World Rainforest Movement

Climate Change: The lesson from Lyon

Government delegates from all over the world met this month in Lyon, France, in a Preparatory Conference prior to the Conference of the Parties of the Convention on Climate Change which will be held next November in the Hague, Netherlands.

The only positive thing that can be said about the Lyon meeting is that delegates worked very hard, late into the evenings, and that some delegates — unfortunately too few — actually tried to do something about climate change. But the general character of the meeting was one of blackmailing, arm-twisting, marketing, bribing and trading among the various elites present. Most of the time was spent discussing money for programmes which actually have little or no relevance to climate.

One of the topics talked about was something called the “Clean Development Mechanism.” This is a scheme which could (among other things) allow industrialized countries to “compensate for” their emissions through the use of biospheric “carbon sinks” in the South — such as tree plantations, forests and changes in land use — thus enabling them to maintain and even increase the fossil fuel emissions that are at the root of climate change. Little attention was paid by most of the diplomats and technocrats present to the proven negative impacts that forestry projects similar to those contemplated have already had on people and the environment.

Fortunately, this false climate “solution” has not yet been approved by the Conference of the Parties. But the preliminary negotiations at Lyon gave little reason for optimism. Some of the delegations present focused on blackmailing (“We won’t sign the Kyoto Protocol unless lots of carbon sinks are included”), accompanied by arm-twisting (“You are free not to agree, but . . .”). The US and Japan scored very high here. Others tried to trade their countries’ “carbon sink” capacity for money. Some Latin American delegates had a very high profile in this respect. A third group –including many European delegates — tried to show commitment to Kyoto-agreed emission cuts, but left the door open for forestry projects in the Hague agreement. The small group of countries who strongly oppose the inclusion of carbon sinks in the Kyoto Protocol seemingly could do little more than try to find ways of avoiding the very worst of the possible deals on offer.

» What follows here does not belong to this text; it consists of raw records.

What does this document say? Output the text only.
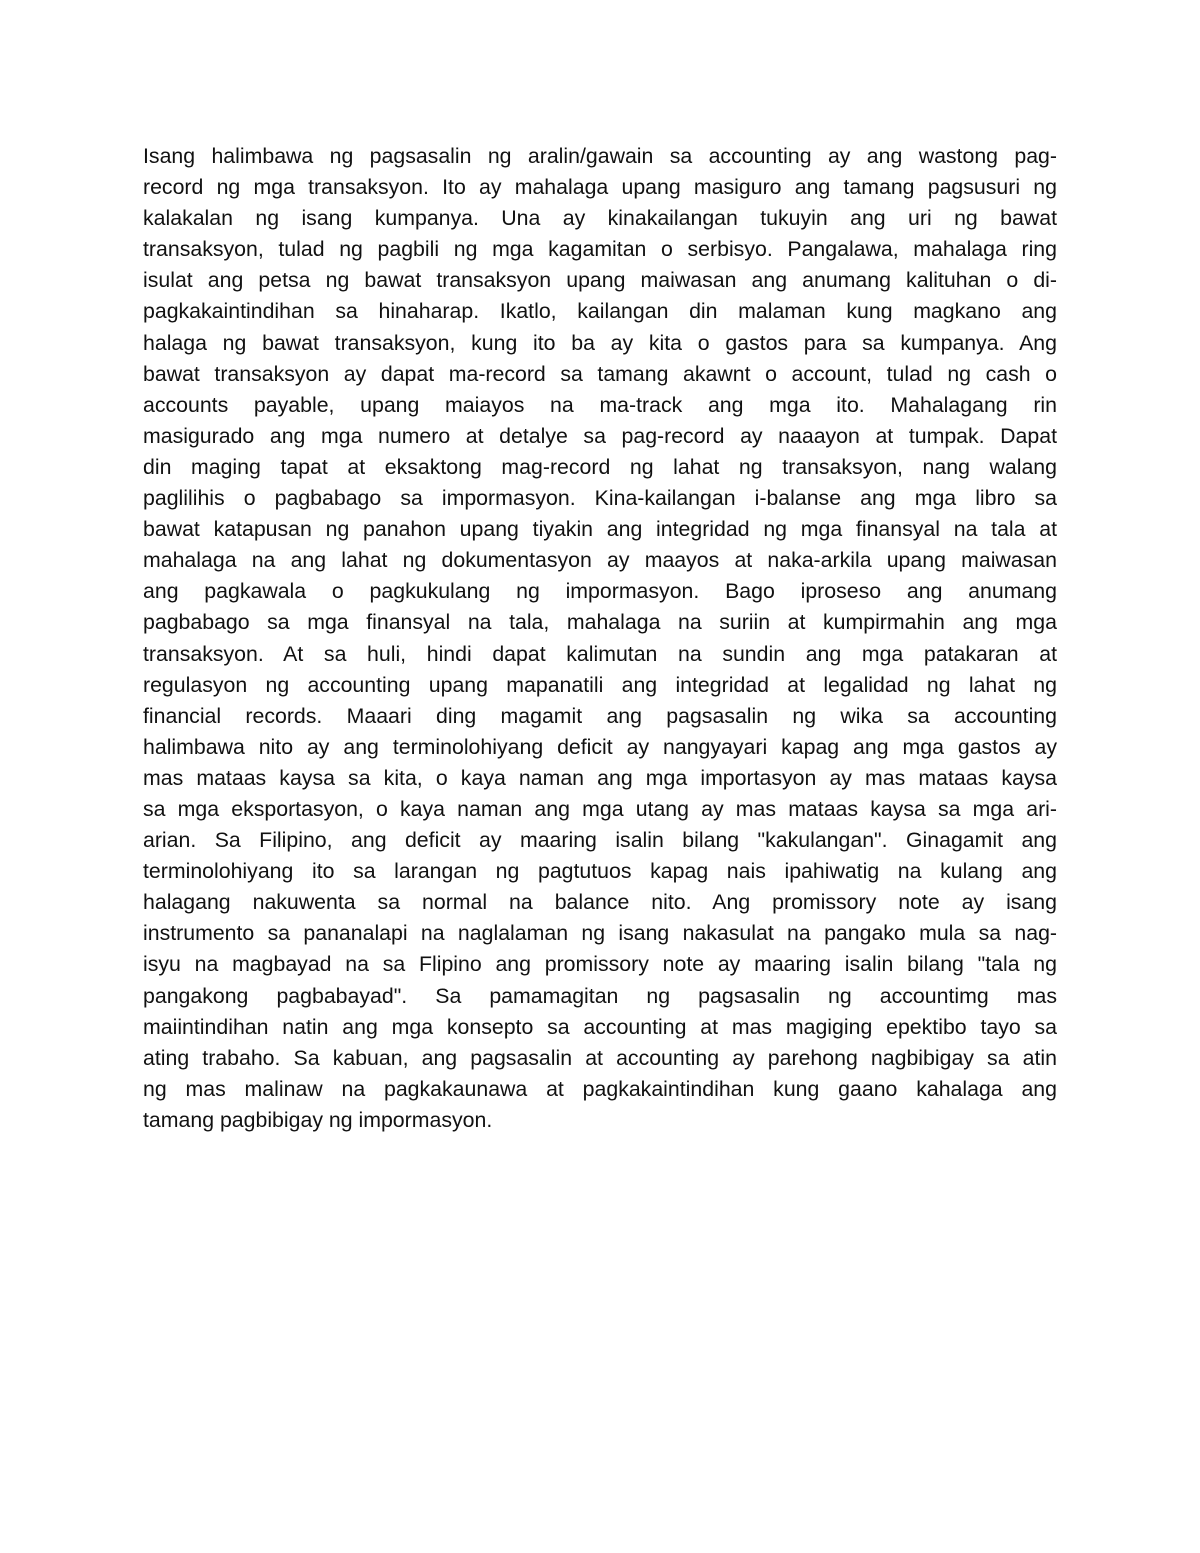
Isang halimbawa ng pagsasalin ng aralin/gawain sa accounting ay ang wastong pag-
record ng mga transaksyon. Ito ay mahalaga upang masiguro ang tamang pagsusuri ng
kalakalan ng isang kumpanya. Una ay kinakailangan tukuyin ang uri ng bawat
transaksyon, tulad ng pagbili ng mga kagamitan o serbisyo. Pangalawa, mahalaga ring
isulat ang petsa ng bawat transaksyon upang maiwasan ang anumang kalituhan o di-
pagkakaintindihan sa hinaharap. Ikatlo, kailangan din malaman kung magkano ang
halaga ng bawat transaksyon, kung ito ba ay kita o gastos para sa kumpanya. Ang
bawat transaksyon ay dapat ma-record sa tamang akawnt o account, tulad ng cash o
accounts payable, upang maiayos na ma-track ang mga ito. Mahalagang rin
masigurado ang mga numero at detalye sa pag-record ay naaayon at tumpak. Dapat
din maging tapat at eksaktong mag-record ng lahat ng transaksyon, nang walang
paglilihis o pagbabago sa impormasyon. Kina-kailangan i-balanse ang mga libro sa
bawat katapusan ng panahon upang tiyakin ang integridad ng mga finansyal na tala at
mahalaga na ang lahat ng dokumentasyon ay maayos at naka-arkila upang maiwasan
ang pagkawala o pagkukulang ng impormasyon. Bago iproseso ang anumang
pagbabago sa mga finansyal na tala, mahalaga na suriin at kumpirmahin ang mga
transaksyon. At sa huli, hindi dapat kalimutan na sundin ang mga patakaran at
regulasyon ng accounting upang mapanatili ang integridad at legalidad ng lahat ng
financial records. Maaari ding magamit ang pagsasalin ng wika sa accounting
halimbawa nito ay ang terminolohiyang deficit ay nangyayari kapag ang mga gastos ay
mas mataas kaysa sa kita, o kaya naman ang mga importasyon ay mas mataas kaysa
sa mga eksportasyon, o kaya naman ang mga utang ay mas mataas kaysa sa mga ari-
arian. Sa Filipino, ang deficit ay maaring isalin bilang "kakulangan". Ginagamit ang
terminolohiyang ito sa larangan ng pagtutuos kapag nais ipahiwatig na kulang ang
halagang nakuwenta sa normal na balance nito. Ang promissory note ay isang
instrumento sa pananalapi na naglalaman ng isang nakasulat na pangako mula sa nag-
isyu na magbayad na sa Flipino ang promissory note ay maaring isalin bilang "tala ng
pangakong pagbabayad". Sa pamamagitan ng pagsasalin ng accountimg mas
maiintindihan natin ang mga konsepto sa accounting at mas magiging epektibo tayo sa
ating trabaho. Sa kabuan, ang pagsasalin at accounting ay parehong nagbibigay sa atin
ng mas malinaw na pagkakaunawa at pagkakaintindihan kung gaano kahalaga ang
tamang pagbibigay ng impormasyon.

Sadly enough, those were the meeting’s highlights. There was almost no discussion of the real issues: equal rights to the atmosphere, fossil fuel use reductions, especially in the North, alternative energy sources, and energy efficiency and conservation. If governments had been truly willing to address climate change, they would have focused on how to achieve drastic cuts in fossil fuel emissions through the active promotion of clean, renewable and low impact sources of energy. North and South would have begun to share the research and experience that both have regarding low-impact energy use and would have considered mechanisms to ensure the effective exchange of the relevant knowledge, technology, and political experience both from South to North and from North to South. Those should have been the core issues in discussions regarding any “Clean Development Mechanism.” But the governments present chose otherwise.

One lesson can be drawn from the Lyon meeting: unless people put pressure on their governments, climate negotiators will do nothing to head off the world’s looming climate disaster. Peoples’ movements must have the courage to disbelieve what most technocrats in governments, research institutions and even NGOs are telling them — namely, that climate change is an issue for “experts” only. They must understand that this is not a technical but a power issue and that the arena is political, where everyone is entitled to participate. They must keep firmly in mind that the issue is essentially very simple with an equally simple solution that anyone can understand: replace fossil fuels by alternative and environmentally-friendly energy sources. Climate change will not be solved by planting millions of hectares of pines and eucalyptus, which will only add to existing problems.

If left alone, official delegates will lead us all to disaster. They must be pushed, both from outside and from inside their grand meeting halls, toward more sober and responsible action. That is the lesson from Lyon.